Summary
This study investigates parameter transferability across spatial and temporal resolutions in the Variable Infiltration Capacity hydrological model applied to a pre-Alpine basin in Switzerland. The research found that parameters transfer more readily across different spatial resolutions than temporal resolutions, suggesting that current large-domain models inadequately represent spatial variability and hydrologic connectivity despite appearing spatially robust. The findings highlight the need for improved representation of both spatial and temporal variability in operational hydrological modelling frameworks.
UK applicability
The methodological approach and findings on parameter transferability are directly applicable to UK hydrological modelling practice, particularly for catchment management and water resource planning in variable topography regions.
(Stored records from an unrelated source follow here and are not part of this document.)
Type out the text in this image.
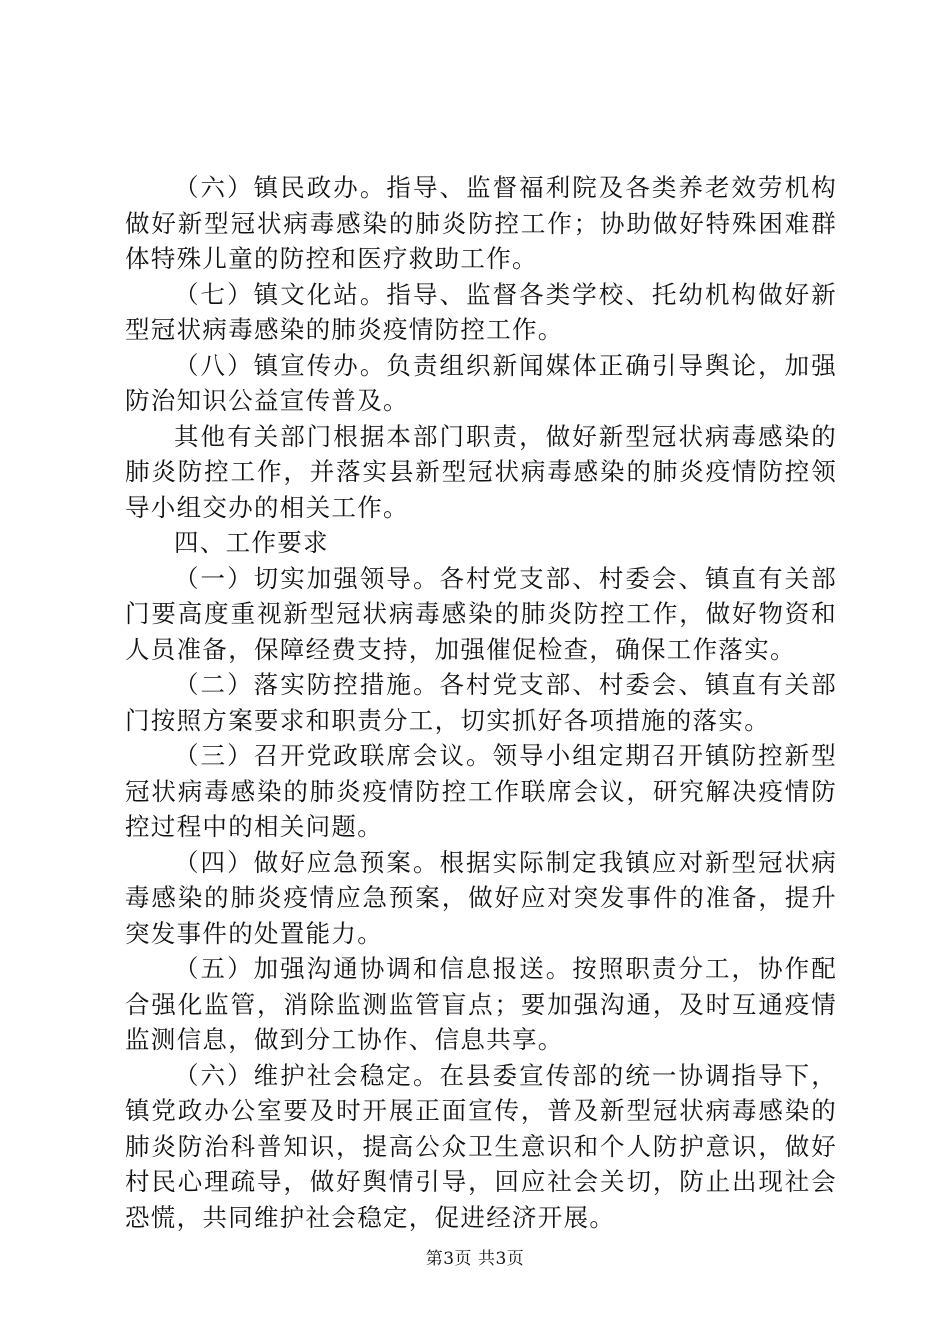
（六）镇民政办。指导、监督福利院及各类养老效劳机构做好新型冠状病毒感染的肺炎防控工作；协助做好特殊困难群体特殊儿童的防控和医疗救助工作。

（七）镇文化站。指导、监督各类学校、托幼机构做好新型冠状病毒感染的肺炎疫情防控工作。

（八）镇宣传办。负责组织新闻媒体正确引导舆论，加强防治知识公益宣传普及。

其他有关部门根据本部门职责，做好新型冠状病毒感染的肺炎防控工作，并落实县新型冠状病毒感染的肺炎疫情防控领导小组交办的相关工作。

四、工作要求

（一）切实加强领导。各村党支部、村委会、镇直有关部门要高度重视新型冠状病毒感染的肺炎防控工作，做好物资和人员准备，保障经费支持，加强催促检查，确保工作落实。

（二）落实防控措施。各村党支部、村委会、镇直有关部门按照方案要求和职责分工，切实抓好各项措施的落实。

（三）召开党政联席会议。领导小组定期召开镇防控新型冠状病毒感染的肺炎疫情防控工作联席会议，研究解决疫情防控过程中的相关问题。

（四）做好应急预案。根据实际制定我镇应对新型冠状病毒感染的肺炎疫情应急预案，做好应对突发事件的准备，提升突发事件的处置能力。

（五）加强沟通协调和信息报送。按照职责分工，协作配合强化监管，消除监测监管盲点；要加强沟通，及时互通疫情监测信息，做到分工协作、信息共享。

（六）维护社会稳定。在县委宣传部的统一协调指导下，镇党政办公室要及时开展正面宣传，普及新型冠状病毒感染的肺炎防治科普知识，提高公众卫生意识和个人防护意识，做好村民心理疏导，做好舆情引导，回应社会关切，防止出现社会恐慌，共同维护社会稳定，促进经济开展。

第3页 共3页
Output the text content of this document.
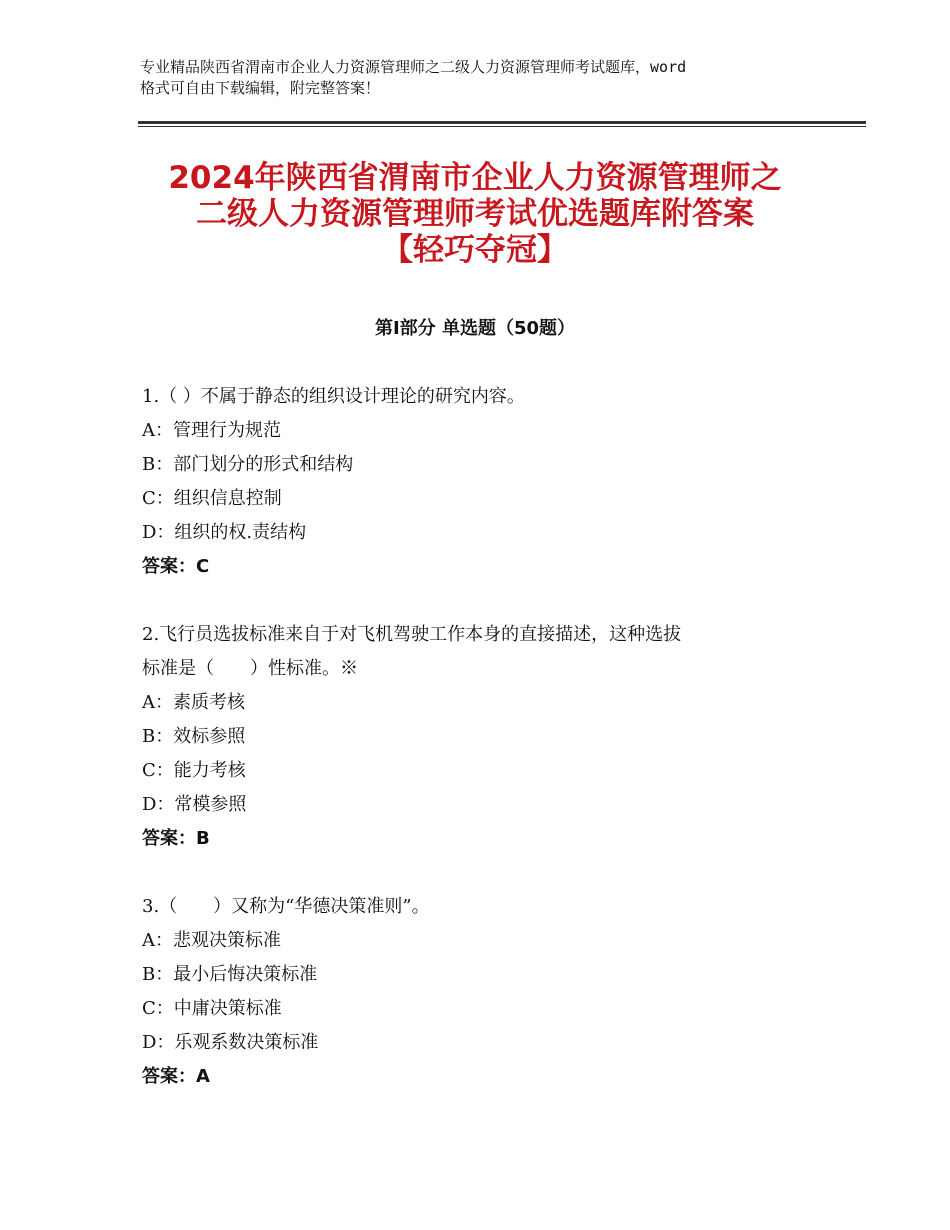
专业精品陕西省渭南市企业人力资源管理师之二级人力资源管理师考试题库，word
格式可自由下载编辑，附完整答案！
2024年陕西省渭南市企业人力资源管理师之
二级人力资源管理师考试优选题库附答案
【轻巧夺冠】
第Ⅰ部分 单选题（50题）
1.（ ）不属于静态的组织设计理论的研究内容。
A：管理行为规范
B：部门划分的形式和结构
C：组织信息控制
D：组织的权.责结构
答案：C
2.飞行员选拔标准来自于对飞机驾驶工作本身的直接描述，这种选拔
标准是（　　）性标准。※
A：素质考核
B：效标参照
C：能力考核
D：常模参照
答案：B
3.（　　）又称为“华德决策准则”。
A：悲观决策标准
B：最小后悔决策标准
C：中庸决策标准
D：乐观系数决策标准
答案：A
The identified deficiencies in spatial variability representation may affect the reliability of hydrological models used in UK flood forecasting and land management planning.
Key measures
Parameter set overlap across spatial resolutions (1 km × 1 km, 5 km × 5 km, 10 km × 10 km, lumped) and temporal resolutions (hourly, daily, monthly); behavioural parameter identification (best 1% of 3150 model runs); model performance under uniform and distributed forcing
Outcomes reported
The study evaluated the transferability of model parameters across four spatial resolutions (1 km to lumped) and three temporal resolutions (hourly to monthly) using the Variable Infiltration Capacity model for the Thur basin. It measured the overlap in behavioural parameter sets as an indicator of how well spatial and temporal variability is represented in large-domain hydrological models.